Monday, May 13, 2013

On Myth and Mythmaking

Linda Johnson as "Bridgit"


"If we don’t become aware of both our personal myths and the cultural myths that act upon us like gravitational forces, we risk being wholly overpowered and controlled by them.  As the maverick philosopher Sam Keen has written in Your Mythic Journey, ‘We need to reinvent them from time to time. . . .  The stories we tell of ourselves determine who we become, who we are, what we believe."
Phil Cousineau was a colleague of Joseph Campbell, and I recently re-discovered this article in my files, which I haven't read since 2001 (time to go through my files again). It's important, especially now, for artists (and everyone) to remember that they are Myth Makers, people who imagine the templates for each new era.  It's work that matters. 

 
 On Myth and Mythmaking
 excerpt from book by  Phil Cousineau
 Once and Future Myths: The Power of Ancient Stories in Our Lives (2001)

I was raised on the knee of Homer, which is an Old World way to describe growing up on stories as old as stone and timeless as dreams.  So I see myth everywhere, probably because I am looking for what my American Indian friends call “the long story,” the timeless aspect of everything I encounter.  I know the usual places to look for it, such as in the splendor of classic literature or the wisdom stories of primal people. 
Valerie James as "Sophia"

I want to explore the aspect of myth that most fascinates me: its ‘once and future’ nature.  Myths are stories that evoke the eternal because they explore the timeless concerns of human beings—birth, death, time, good and evil, creativity and destruction.  Myth resembles the god Proteus in the Odyssey, a shape-shifting creature who knows the secret that the lost Greek sailors long to hear—the way home.  But they must learn how to get a grip on him, if only for one slippery moment, so he might surrender his hidden wisdom.

This is what I call ‘mythic vision.’  The colorful and soulful images that pervade myth allow us to step back from our experience so that we might look closer at our personal situations and see if we can catch a glimpse of the bigger picture, the human condition.
" The new myth coming into being through the triple influence of quantum physics, depth psychology and ecology suggests that we are participants in a great cosmic web of life, each one of us indissolubly connected with all others through that invisible field. It is the most insidious of illusions to think that we can achieve a position of dominance in relation to nature, life or each other. In our essence, we are one."

Anne Baring
 But this takes practice, much like a poet or a painter must commit to a life of deep attention and even reverence for the multitude of meaning around us.  An artist friend of mine calls this ‘pulling the moment,’ a way of looking deeper into experiences that inspire him.  In the writing classes I teach, I refer to this mystery as the difference between the ‘overstory,’ which is the visible plot, and the ‘understory,’ which is the invisible movement of the soul of the main characters.   In this sense myth is a living force, like the telluric powers that stream through the Earth.  It is this mythic vision, looking for the ‘long story,’ the timeless tale, that helps us approach the deep mysteries because it insists there is always the stories we really live by, rather than the one we like to think we are living, and moreover, decide if our myths are working for or against us.

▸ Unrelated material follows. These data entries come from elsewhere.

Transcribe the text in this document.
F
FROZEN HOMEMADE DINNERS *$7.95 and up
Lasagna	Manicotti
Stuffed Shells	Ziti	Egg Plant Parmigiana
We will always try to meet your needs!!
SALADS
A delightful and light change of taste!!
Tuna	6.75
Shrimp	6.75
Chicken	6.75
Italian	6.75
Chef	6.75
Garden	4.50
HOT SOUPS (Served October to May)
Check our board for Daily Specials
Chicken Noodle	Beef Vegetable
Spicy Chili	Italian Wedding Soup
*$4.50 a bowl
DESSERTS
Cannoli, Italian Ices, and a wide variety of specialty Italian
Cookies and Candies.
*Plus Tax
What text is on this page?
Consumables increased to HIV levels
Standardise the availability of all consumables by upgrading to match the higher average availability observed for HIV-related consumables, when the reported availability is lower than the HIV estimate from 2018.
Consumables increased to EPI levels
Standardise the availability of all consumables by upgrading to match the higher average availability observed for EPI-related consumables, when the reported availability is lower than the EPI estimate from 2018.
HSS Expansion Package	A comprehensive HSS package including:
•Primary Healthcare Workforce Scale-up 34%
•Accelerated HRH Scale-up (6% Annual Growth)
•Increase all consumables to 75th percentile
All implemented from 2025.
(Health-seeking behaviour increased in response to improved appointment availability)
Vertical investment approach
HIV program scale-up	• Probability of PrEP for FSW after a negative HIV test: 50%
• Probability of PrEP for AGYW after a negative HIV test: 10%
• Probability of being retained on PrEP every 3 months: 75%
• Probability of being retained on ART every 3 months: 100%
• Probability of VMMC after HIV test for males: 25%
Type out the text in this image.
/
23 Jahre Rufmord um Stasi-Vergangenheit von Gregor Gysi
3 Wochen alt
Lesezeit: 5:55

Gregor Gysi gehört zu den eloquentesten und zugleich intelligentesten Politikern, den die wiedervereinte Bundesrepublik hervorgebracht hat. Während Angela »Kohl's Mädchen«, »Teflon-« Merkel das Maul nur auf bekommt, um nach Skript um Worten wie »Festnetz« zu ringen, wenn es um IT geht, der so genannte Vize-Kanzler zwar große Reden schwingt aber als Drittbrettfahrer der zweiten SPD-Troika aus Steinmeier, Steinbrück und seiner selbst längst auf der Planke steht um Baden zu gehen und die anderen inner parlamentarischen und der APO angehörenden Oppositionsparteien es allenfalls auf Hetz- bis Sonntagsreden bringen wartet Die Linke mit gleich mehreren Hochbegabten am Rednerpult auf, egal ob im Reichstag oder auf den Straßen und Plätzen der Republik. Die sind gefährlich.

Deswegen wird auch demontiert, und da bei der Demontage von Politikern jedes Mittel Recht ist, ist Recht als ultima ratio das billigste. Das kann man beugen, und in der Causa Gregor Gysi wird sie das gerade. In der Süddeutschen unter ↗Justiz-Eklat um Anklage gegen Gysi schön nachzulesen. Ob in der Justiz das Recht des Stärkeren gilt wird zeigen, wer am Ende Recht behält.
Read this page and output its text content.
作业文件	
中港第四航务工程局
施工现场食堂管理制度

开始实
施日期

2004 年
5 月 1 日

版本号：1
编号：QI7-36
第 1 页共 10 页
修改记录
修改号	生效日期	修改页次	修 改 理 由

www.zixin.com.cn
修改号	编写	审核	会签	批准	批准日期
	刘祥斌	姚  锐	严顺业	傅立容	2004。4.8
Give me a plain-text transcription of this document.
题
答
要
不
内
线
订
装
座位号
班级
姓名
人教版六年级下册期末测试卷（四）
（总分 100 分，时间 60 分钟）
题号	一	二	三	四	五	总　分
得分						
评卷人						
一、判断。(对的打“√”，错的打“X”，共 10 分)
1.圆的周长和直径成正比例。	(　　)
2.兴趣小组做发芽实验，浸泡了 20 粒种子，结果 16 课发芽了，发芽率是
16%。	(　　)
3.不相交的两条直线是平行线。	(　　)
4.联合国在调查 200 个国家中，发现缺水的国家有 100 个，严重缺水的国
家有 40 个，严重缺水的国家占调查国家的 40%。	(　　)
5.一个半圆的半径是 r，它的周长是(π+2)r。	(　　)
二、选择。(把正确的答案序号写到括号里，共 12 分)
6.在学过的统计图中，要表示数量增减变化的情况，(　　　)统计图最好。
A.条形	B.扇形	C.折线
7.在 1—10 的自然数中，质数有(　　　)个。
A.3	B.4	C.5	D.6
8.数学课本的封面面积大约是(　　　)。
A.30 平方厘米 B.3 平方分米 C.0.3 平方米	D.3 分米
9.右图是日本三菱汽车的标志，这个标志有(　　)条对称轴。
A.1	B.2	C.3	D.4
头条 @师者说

If we don’t become aware of both our personal myths and the cultural myths that act upon us like gravitational forces, we risk being wholly overpowered and controlled by them.  As the maverick philosopher Sam Keen has written in Your Mythic Journey, ‘We need to reinvent them from time to time. . . .  The stories we tell of ourselves determine who we become, who we are, what we believe.’

"What is the new mythology to be,  the mythology of this unified earth  as of one harmonious being?"